We will conclude this review, rather paradoxically, with D. A. Carson’s extended Introduction, which serves as both a literature review as well as an introduction to the present work, with his own concerns sprinkled in. One would hope that in the introduction to a volume that seeks to provide a solid intellectual foundation for both the authority of Scripture and ultimately, its inerrancy, that the introduction would reflect sound academics and a thorough understanding of the essays within it. Unfortunately, it does neither. Carson steers into ad hominem attacks at times, referring to Stephen L Young’s essay as being “snide” (474) as well as Kenton L Sparks and Peter E. Enns as “both slightly angry and slightly self-righteous” (565-566). He criticizes J. R. Daniel Kirk for saying “that an inerrantist must hold to a young earth” (913), yet ignoring that the CSBI, as we have seen, virtually requires it (a document he himself has signed, mind you).  He also displays the virtually de rigueur conservative Protestant misrepresentation of Catholic teaching, stating that inerrancy is less of a problem for Catholics because for them “the ultimate teaching authority is not Scripture” (897). The irony, as we have seen, is that the essay that he sites within this very volume clearly states otherwise.

In his discussion of Carlos Bovell’s work, Carson conflates, as do many of the authors in the book, high views of Scripture with inerrancy. For example, he states that we find high views of scripture across “many philosophical and theological contexts” (1078) followed by criticizing Bovell for condemning “inerrancy for its (ostensible) dependence on Cartesian foundationalism” (1084-1085), thereby tying a high view of Scripture and its authority inextricably to inerrancy. Yet, as Rea’s essay points out, this is not necessarily the case. And finally, he brings up the classic bugaboo that “We need to adopt a certain cautious skepticism … regarding some of the claims of science” (1133-1134), although to his credit, he does say that this shouldn’t “sanction arrogant dismissal” (1145-1146) of it. It’s unfortunate because he sets up a type of Christian certainty against the provisional nature of science. However, this overlooks two things: First, as the essay by Vanhoozer notes, Christian Doctrine is also provisional and second, by the very nature of science, it is self correcting. Given the understanding of Scripture advocated in this essay, could the same be said about Christianity?

Conclusion

I found this book to be surprisingly helpful in several ways, albeit, perhaps not in the way the editor may have intended. Principally, it demonstrates, however unwittingly, that academics are starting to move beyond the definition of inerrancy asserted in the CSBI and at the same time, lays some of the theological and philosophical groundwork on how this might be done, while still maintaining what it considers the essential doctrine of inerrancy. It was helpful to include a section on world religions, given our highly connected and at times, politically charged world. I felt Glaser’s essay in this section did an excellent job of introducing the reader to some of the similarities and broad differences in how Muslims understand the Qur’an compared to how Christians understand the Bible. (I do not feel qualified to speak to the other essays in that section.) Unfortunately, as large works like this are wont to experience, the quality of the essays varies dramatically overall.
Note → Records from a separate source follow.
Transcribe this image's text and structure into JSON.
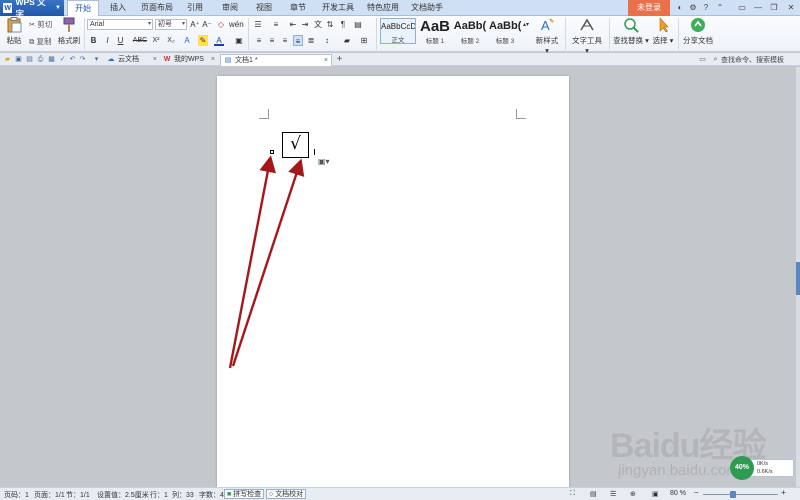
{
  "app": {
    "logo_text": "W",
    "name": "WPS 文字",
    "login_label": "未登录"
  },
  "menu_tabs": [
    "开始",
    "插入",
    "页面布局",
    "引用",
    "审阅",
    "视图",
    "章节",
    "开发工具",
    "特色应用",
    "文档助手"
  ],
  "active_menu_tab": "开始",
  "ribbon": {
    "paste_label": "粘贴",
    "cut_label": "剪切",
    "copy_label": "复制",
    "format_painter_label": "格式刷",
    "font_name": "Arial",
    "font_size": "初号",
    "bold_label": "B",
    "italic_label": "I",
    "underline_label": "U",
    "strike_label": "ABC",
    "superscript_label": "X²",
    "subscript_label": "X₂",
    "styles": [
      {
        "preview": "AaBbCcDd",
        "caption": "正文"
      },
      {
        "preview": "AaB",
        "caption": "标题 1"
      },
      {
        "preview": "AaBb(",
        "caption": "标题 2"
      },
      {
        "preview": "AaBb(",
        "caption": "标题 3"
      }
    ],
    "new_style_label": "新样式",
    "text_tools_label": "文字工具",
    "find_replace_label": "查找替换",
    "select_label": "选择",
    "share_doc_label": "分享文档"
  },
  "tabbar": {
    "tabs": [
      {
        "label": "云文档",
        "icon": "cloud-icon"
      },
      {
        "label": "我的WPS",
        "icon": "wps-icon"
      },
      {
        "label": "文档1 *",
        "icon": "doc-icon",
        "active": true
      }
    ],
    "add_tab_label": "+",
    "search_placeholder": "查找命令、搜索模板"
  },
  "document": {
    "checkbox_symbol": "√"
  },
  "statusbar": {
    "page_label": "页码：1",
    "pages_label": "页面：1/1",
    "section_label": "节：1/1",
    "setting_label": "设置值：2.5厘米",
    "row_label": "行：1",
    "col_label": "列：33",
    "words_label": "字数：4",
    "spellcheck_label": "拼写检查",
    "proofread_label": "文档校对",
    "zoom_label": "80 %",
    "zoom_minus": "−",
    "zoom_plus": "+"
  },
  "network_widget": {
    "percent": "40%",
    "up": "0K/s",
    "down": "0.6K/s"
  },
  "watermark": {
    "logo": "Baidu经验",
    "url": "jingyan.baidu.com"
  },
  "colors": {
    "accent": "#1f56a8",
    "login": "#e8704a",
    "annotation_arrow": "#a5171a",
    "network_ok": "#2e9b53"
  }
}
Most disappointing, though, is what is missing: a rigorous look at the nature of Scripture given the biblical, archeological, linguistic and textual evidence available to us today. Instead, a predetermined answer is assumed rather than critically explored and developed.
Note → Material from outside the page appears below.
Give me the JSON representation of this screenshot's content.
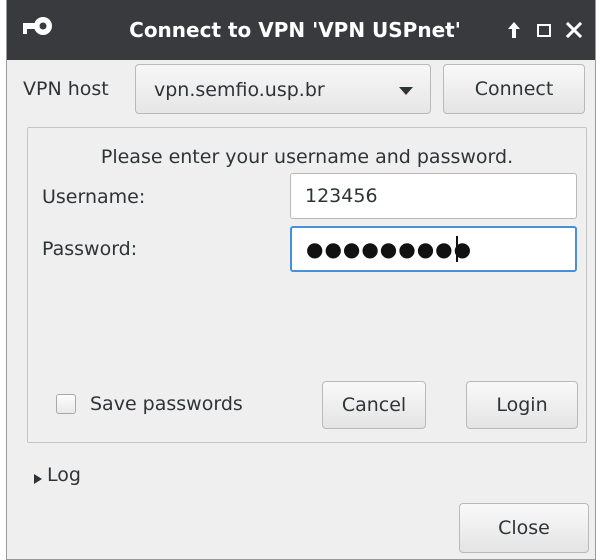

What about you? What’s at stake in how science and Scripture might interact? Do you think that the Bible deserves a privileged position in terms of treating it as history as compared to myth? 

The Bible: A Unified Voice or Multiple Voices?

The last several weeks we looked at the issue of what an original is, in light of the Chicago Statement on Biblical Inerrancy’s heavy dependence on an original. And while the statement never defines what it means by an original, it is clear from the manuscript evidence that it cannot bear the weight imposed on it by the CSBI. This week, we will change tacks and look at the belief that the Bible never contradicts itself and therefore speaks with a unified voice, even while being progressive in its relation. Article V says,

We affirm that God’s revelation in the Holy Scriptures was progressive.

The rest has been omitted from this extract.